I tried several things, but nothing worked. Thanks for help!
Edit: I already know, that $\Gamma$ is positive semi-definite, because it is the covariance function of the brownian bridge. So it would be enough to show, that 0 is'nt an eigenvalue of $\Gamma$, which has a lot of equvivalences, like $\text{rg}\,\Gamma=k$ for example. But even this I cannot proof.
I am not sure that this claim is correct. For instance, consider $\{t_{1}, t_{2} \} = \{1/2, 1 \}$ Then. $\Gamma = \left( \begin{matrix} 1/4 & 0 \\ 0 & 0 \end{matrix} \right)$. Then $\Gamma$ has eigenvalues $0,1/4$, which implies that $\Gamma$ is not positive definite because $0$ is an eigenvalue of $\Gamma$ with eigenvector $\langle 0 , 1 \rangle$.
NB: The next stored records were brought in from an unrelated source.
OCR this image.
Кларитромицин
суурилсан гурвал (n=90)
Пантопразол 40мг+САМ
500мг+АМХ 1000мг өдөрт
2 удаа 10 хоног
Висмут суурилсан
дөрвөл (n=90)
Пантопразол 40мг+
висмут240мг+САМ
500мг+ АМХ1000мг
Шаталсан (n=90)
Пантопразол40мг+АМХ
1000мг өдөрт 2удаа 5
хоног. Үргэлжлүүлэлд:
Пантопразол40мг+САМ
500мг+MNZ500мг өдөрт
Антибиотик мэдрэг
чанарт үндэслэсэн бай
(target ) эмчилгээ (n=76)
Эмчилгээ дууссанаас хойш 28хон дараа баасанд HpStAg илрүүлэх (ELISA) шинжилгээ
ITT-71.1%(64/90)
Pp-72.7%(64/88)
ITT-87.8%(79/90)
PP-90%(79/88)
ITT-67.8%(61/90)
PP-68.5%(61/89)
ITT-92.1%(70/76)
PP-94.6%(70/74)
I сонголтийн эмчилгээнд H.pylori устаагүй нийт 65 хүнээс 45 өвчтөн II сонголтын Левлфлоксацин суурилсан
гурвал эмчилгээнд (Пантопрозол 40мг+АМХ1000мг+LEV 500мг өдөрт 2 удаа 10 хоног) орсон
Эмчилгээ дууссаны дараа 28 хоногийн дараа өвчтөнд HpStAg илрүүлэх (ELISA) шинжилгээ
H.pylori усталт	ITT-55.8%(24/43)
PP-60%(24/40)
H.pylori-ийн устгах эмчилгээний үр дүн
I think if $0 < t_{1} \leq \dots \leq t_{k} < 1$ then the claim might be true. In this case, you just have to show that $det(\Gamma) > 0$, and then you can use induction to claim that the upper left sub-matrices have positive determinant (induct on the dimension). Hope this helps.